"Where Justice Is Around, It Feels Just Like Heaven" ~ Fi-sha
Tak la, I'm not referring to the Gifted Allahyarham Tan Sri P. Ramlee's song of the same title.
In the movie "Sixth Sense", Cole Sear, played by a brilliant young actor, Haley Joel Osment, could see dead people. While some people could see these out-of the-world beings, some could see through one's soul and feel what's brewing inside. Under both circumstances, it hurts.
It hurts because you know there's so little you could do to alleviate the pain, the sadness, the grief, the anger and the longing. What if you have to live with it for the rest of your life? Would you hide away from reality? Or would you deny your senses so you could live happily ever after since this life is too short to worry about others?
Maybe I am exaggerating but I, sometimes, could lift a sense or two when looking at someone. At times, I am glad I could because I could do something to ease and please - before they ask for it. Sometimes, I wish I could erase the 'captured senses from strangers' because they could torment me for weeks.
Last Friday, as I was driving, I saw a middle-aged man who looked forlornly, while talking to another guy at one stall. They live, i assumed, in one those low-cost flats. Around them were children busy playing and eating at the stall.
The first thing that crossed my mind at that point of time (yes, while asking My Little Angel Fariz whether he would want me to teach him to read Peter And Jane 3a book later) was if I could help that forlorn looking man, and many more parents out there, to have lesser worries in life about their children, I would make sure they have easy accessibility to proactive and effective public social services so their children would grow up in a conducive environment. Till today, I could still picture his face in my head.
As I told you before, things that I read are really meant for me, things that keep me thinking and alive, i guess.
So, despite my 'cold war' with the MSM, I told myself few months ago to at least read The Star's Metro Section.
Why? Well, this is the most interesting, make-sense section of this news piece. It is more transparent (yes, like when they reported the water operators for FT, Putrajaya and Selangor FAILED to follow clean-up schedule - Gee, Don't you think it's a BREACH of contract? Good Bye Tariffs Hike), more humane (various highlights on Furry Friends Farm and Hitam, the hero of Pulau Ketam's Dog Dumping) and its Wishing Tree Project.

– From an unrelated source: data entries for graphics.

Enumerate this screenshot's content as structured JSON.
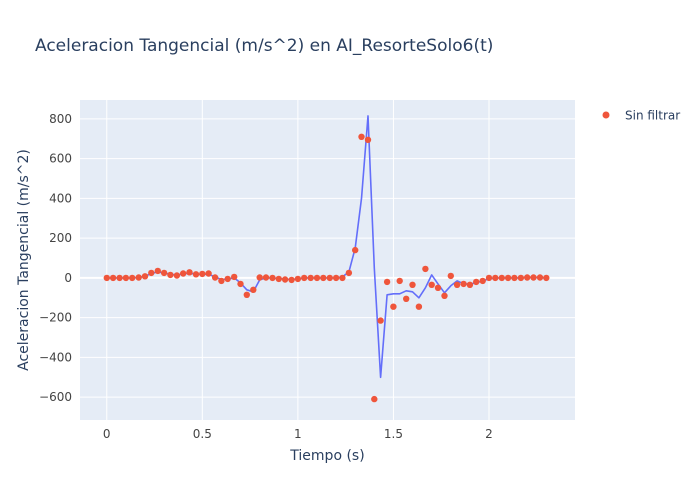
{
  "chart_data": {
    "type": "scatter",
    "title": "Aceleracion Tangencial (m/s^2) en AI_ResorteSolo6(t)",
    "xlabel": "Tiempo (s)",
    "ylabel": "Aceleracion Tangencial (m/s^2)",
    "xlim": [
      -0.14,
      2.45
    ],
    "ylim": [
      -715,
      895
    ],
    "x_ticks": [
      0,
      0.5,
      1,
      1.5,
      2
    ],
    "x_tick_labels": [
      "0",
      "0.5",
      "1",
      "1.5",
      "2"
    ],
    "y_ticks": [
      -600,
      -400,
      -200,
      0,
      200,
      400,
      600,
      800
    ],
    "y_tick_labels": [
      "−600",
      "−400",
      "−200",
      "0",
      "200",
      "400",
      "600",
      "800"
    ],
    "grid": true,
    "legend_position": "top-right",
    "colors": {
      "plot_bg": "#e5ecf6",
      "grid": "#ffffff",
      "markers": "#ef553b",
      "line": "#636efa",
      "text": "#2a3f5f",
      "tick_text": "#444444"
    },
    "series": [
      {
        "name": "Sin filtrar",
        "mode": "markers",
        "x": [
          0.0,
          0.033,
          0.067,
          0.1,
          0.133,
          0.167,
          0.2,
          0.233,
          0.267,
          0.3,
          0.333,
          0.367,
          0.4,
          0.433,
          0.467,
          0.5,
          0.533,
          0.567,
          0.6,
          0.633,
          0.667,
          0.7,
          0.733,
          0.767,
          0.8,
          0.833,
          0.867,
          0.9,
          0.933,
          0.967,
          1.0,
          1.033,
          1.067,
          1.1,
          1.133,
          1.167,
          1.2,
          1.233,
          1.267,
          1.3,
          1.333,
          1.367,
          1.4,
          1.433,
          1.467,
          1.5,
          1.533,
          1.567,
          1.6,
          1.633,
          1.667,
          1.7,
          1.733,
          1.767,
          1.8,
          1.833,
          1.867,
          1.9,
          1.933,
          1.967,
          2.0,
          2.033,
          2.067,
          2.1,
          2.133,
          2.167,
          2.2,
          2.233,
          2.267,
          2.3
        ],
        "y": [
          0,
          0,
          0,
          0,
          0,
          2,
          8,
          25,
          35,
          25,
          15,
          12,
          22,
          28,
          18,
          20,
          22,
          2,
          -15,
          -5,
          5,
          -30,
          -85,
          -60,
          2,
          2,
          0,
          -5,
          -8,
          -10,
          -5,
          0,
          0,
          0,
          0,
          0,
          0,
          0,
          25,
          140,
          710,
          695,
          -610,
          -215,
          -20,
          -145,
          -15,
          -105,
          -35,
          -145,
          45,
          -35,
          -50,
          -90,
          10,
          -35,
          -30,
          -35,
          -20,
          -15,
          0,
          0,
          0,
          0,
          0,
          0,
          2,
          2,
          2,
          0
        ]
      },
      {
        "mode": "lines",
        "x": [
          0.0,
          0.033,
          0.067,
          0.1,
          0.133,
          0.167,
          0.2,
          0.233,
          0.267,
          0.3,
          0.333,
          0.367,
          0.4,
          0.433,
          0.467,
          0.5,
          0.533,
          0.567,
          0.6,
          0.633,
          0.667,
          0.7,
          0.733,
          0.767,
          0.8,
          0.833,
          0.867,
          0.9,
          0.933,
          0.967,
          1.0,
          1.033,
          1.067,
          1.1,
          1.133,
          1.167,
          1.2,
          1.233,
          1.267,
          1.3,
          1.333,
          1.367,
          1.4,
          1.433,
          1.467,
          1.5,
          1.533,
          1.567,
          1.6,
          1.633,
          1.667,
          1.7,
          1.733,
          1.767,
          1.8,
          1.833,
          1.867,
          1.9,
          1.933,
          1.967,
          2.0,
          2.033,
          2.067,
          2.1,
          2.133,
          2.167,
          2.2,
          2.233,
          2.267,
          2.3
        ],
        "y": [
          0,
          0,
          0,
          0,
          0,
          2,
          8,
          22,
          30,
          25,
          18,
          15,
          20,
          24,
          18,
          18,
          18,
          5,
          -8,
          -5,
          0,
          -25,
          -60,
          -70,
          -10,
          0,
          0,
          -3,
          -6,
          -8,
          -5,
          0,
          0,
          0,
          0,
          0,
          0,
          5,
          30,
          150,
          400,
          815,
          50,
          -500,
          -85,
          -80,
          -80,
          -65,
          -70,
          -100,
          -50,
          15,
          -30,
          -75,
          -40,
          -15,
          -30,
          -30,
          -25,
          -15,
          -5,
          0,
          0,
          0,
          0,
          0,
          2,
          2,
          1,
          0
        ]
      }
    ]
  }
}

But what caught my wondering eyes was a photo on Adik-adik JERIT, on their bikes, in The Star Metro's "Celebrating 20 years of human rights".
So, what do these children fight for? Why would they be burdened to fight for rights and justice that have been denied to their parents and forefathers for years? Shouldn't they just be left alone being children?
Yet, I believe that they are doing the right things because "It is easier to build strong children than to repair broken men", so Frederick Douglass says.
I surfed JERIT website and I found that these "Rakyat Pengayuh Perubahan" fight for: -
1. Gubal Akta Gaji Minima RM1,500;
2. Turunkan harga minyak dan kawal harga barangan asas;
3. Mansuhkan segala undang yang mendiskriminasi rakyat seperti ISA, OSA, AUKU;
4. Pastikan perumahan selesa dan yang mampu dibeli oleh rakyat;
5. Pendidikan percuma sehingga ke tahap pendidikan tinggi.
If I may add to their list "To Fight For", I would wish for a free medical services and treatment. Yes, all of these could make that forlorn looking man, contented.
You may think these people need charity but like Norman Bethune says, "Charity should be abolished; and be replaced by justice".